Enoch repuso con cierto remilgo:
—Pues si… opino de esa manera.
—Bien, en todo caso, había ese bando de agrupación globular —supongo que puede llamársele así— que se resistía enconadamente cuando comenzamos nuestro movimiento en esa dirección. Ya comprendes, de seguro que sí, que apenas hemos comenzado la expansión a esa vecindad. Tenemos menos de doce estaciones y necesitaremos un centenar. Llevará siglos antes de que la red esté completa.
—Así que ese bando se halla oponiéndose aún —dijo Enoch—. Todavía es tiempo de detener ese proyecto de brazo espiral.
—Así es. Y eso es lo que me preocupa. Pues el bando ese pone por bandera el incidente del cadáver desaparecido como argumento emocional contra la extensión de esa red. Y se le han unido otros a los que atañen ciertos intereses especiales. Los cuales ven una mejor probabilidad de obtener lo que desean si pueden arruinar ese proyecto.
—¿Arruinarlo?
—Sí, dar al traste con él. Tan pronto como el incidente del cadáver se haga del dominio público, comenzarán a chillar que un planeta tan salvaje como la Tierra no es un emplazamiento en absoluto propio para una estación. E insistirán en que esta estación debe ser abandonada.

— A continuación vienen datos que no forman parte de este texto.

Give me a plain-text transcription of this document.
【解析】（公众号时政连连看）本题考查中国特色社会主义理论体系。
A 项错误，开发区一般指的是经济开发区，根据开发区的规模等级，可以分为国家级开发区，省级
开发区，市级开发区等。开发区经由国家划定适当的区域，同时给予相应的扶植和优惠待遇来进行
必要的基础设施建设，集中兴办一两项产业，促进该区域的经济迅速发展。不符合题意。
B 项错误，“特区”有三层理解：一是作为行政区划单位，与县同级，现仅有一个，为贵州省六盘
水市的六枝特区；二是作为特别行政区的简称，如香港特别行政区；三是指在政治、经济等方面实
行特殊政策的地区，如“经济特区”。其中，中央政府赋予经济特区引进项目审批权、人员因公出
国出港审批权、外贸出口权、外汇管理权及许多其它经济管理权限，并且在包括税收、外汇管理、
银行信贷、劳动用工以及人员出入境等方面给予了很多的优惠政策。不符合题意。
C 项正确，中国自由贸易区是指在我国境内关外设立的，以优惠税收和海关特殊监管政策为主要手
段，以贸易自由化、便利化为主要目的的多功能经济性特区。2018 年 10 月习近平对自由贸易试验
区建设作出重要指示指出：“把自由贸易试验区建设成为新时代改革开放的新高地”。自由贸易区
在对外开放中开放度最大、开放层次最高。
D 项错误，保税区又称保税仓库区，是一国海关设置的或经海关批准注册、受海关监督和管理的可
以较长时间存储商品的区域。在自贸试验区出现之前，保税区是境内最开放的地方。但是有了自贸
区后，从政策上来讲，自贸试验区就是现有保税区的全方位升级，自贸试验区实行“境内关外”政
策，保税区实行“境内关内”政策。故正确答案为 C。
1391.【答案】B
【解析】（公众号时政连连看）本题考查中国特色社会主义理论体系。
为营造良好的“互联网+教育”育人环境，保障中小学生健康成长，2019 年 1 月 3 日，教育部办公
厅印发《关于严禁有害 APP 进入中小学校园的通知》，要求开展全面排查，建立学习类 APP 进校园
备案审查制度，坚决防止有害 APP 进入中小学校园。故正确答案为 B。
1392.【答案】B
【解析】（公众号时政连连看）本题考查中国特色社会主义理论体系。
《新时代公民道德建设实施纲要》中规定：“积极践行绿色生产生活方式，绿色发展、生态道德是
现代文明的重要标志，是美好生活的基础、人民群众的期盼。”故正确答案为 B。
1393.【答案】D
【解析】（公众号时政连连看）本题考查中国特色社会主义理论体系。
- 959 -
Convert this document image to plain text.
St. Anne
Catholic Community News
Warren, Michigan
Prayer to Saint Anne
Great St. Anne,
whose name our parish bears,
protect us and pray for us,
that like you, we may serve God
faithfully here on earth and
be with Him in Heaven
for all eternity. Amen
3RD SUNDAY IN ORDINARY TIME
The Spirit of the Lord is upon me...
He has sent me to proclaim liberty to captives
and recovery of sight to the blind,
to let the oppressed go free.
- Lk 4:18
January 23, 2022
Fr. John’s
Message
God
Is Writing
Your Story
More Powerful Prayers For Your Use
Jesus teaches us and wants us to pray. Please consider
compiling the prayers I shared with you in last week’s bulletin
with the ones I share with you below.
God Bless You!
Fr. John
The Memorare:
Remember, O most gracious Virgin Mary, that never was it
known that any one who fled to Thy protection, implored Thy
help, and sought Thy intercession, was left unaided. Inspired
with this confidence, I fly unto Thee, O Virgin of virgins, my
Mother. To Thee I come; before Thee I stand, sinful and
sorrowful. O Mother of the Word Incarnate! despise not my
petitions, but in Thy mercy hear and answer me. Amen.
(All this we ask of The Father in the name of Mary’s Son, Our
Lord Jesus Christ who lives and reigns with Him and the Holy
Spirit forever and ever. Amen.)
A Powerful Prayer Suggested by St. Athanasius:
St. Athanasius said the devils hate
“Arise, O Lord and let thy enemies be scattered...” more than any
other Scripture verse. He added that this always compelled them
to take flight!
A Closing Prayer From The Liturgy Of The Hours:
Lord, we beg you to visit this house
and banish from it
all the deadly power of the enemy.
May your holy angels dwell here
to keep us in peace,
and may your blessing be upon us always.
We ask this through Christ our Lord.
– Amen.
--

—¡Pero no pueden hacer eso!
—Lo pueden —dijo Ulises—. Dirán que es degradante y peligroso el mantener una estación tan bárbara que hasta las tumbas son profanadas, en un planeta en el que los venerados muertos no pueden descansar en paz. Es la clase de superior argumento emotivo que obtendrá amplia aceptación y apoyo en algunos sectores de la Galaxia. Los veganos hicieron lo posible. Intentaron mantenerlo secreto, a causa del proyecto. Jamás hicieron algo así. Son gente orgullosa, y tienen un puntillo de honor —acaso lo sienten más profundamente que muchas otras razas— pero sin embargo, y para un bien mayor, estuvieron dispuestos a aceptar la deshonra. Y lo habrían conseguido de haber quedado todo oculto. Pero la historia salió a flote como fuese… sin duda por un buen espionaje. Y no pueden soportar el humillante descrédito por la sabida deshonra. El vegano que va a llegar aquí esta tarde es un representante oficial encargado de transmitir una protesta oficial.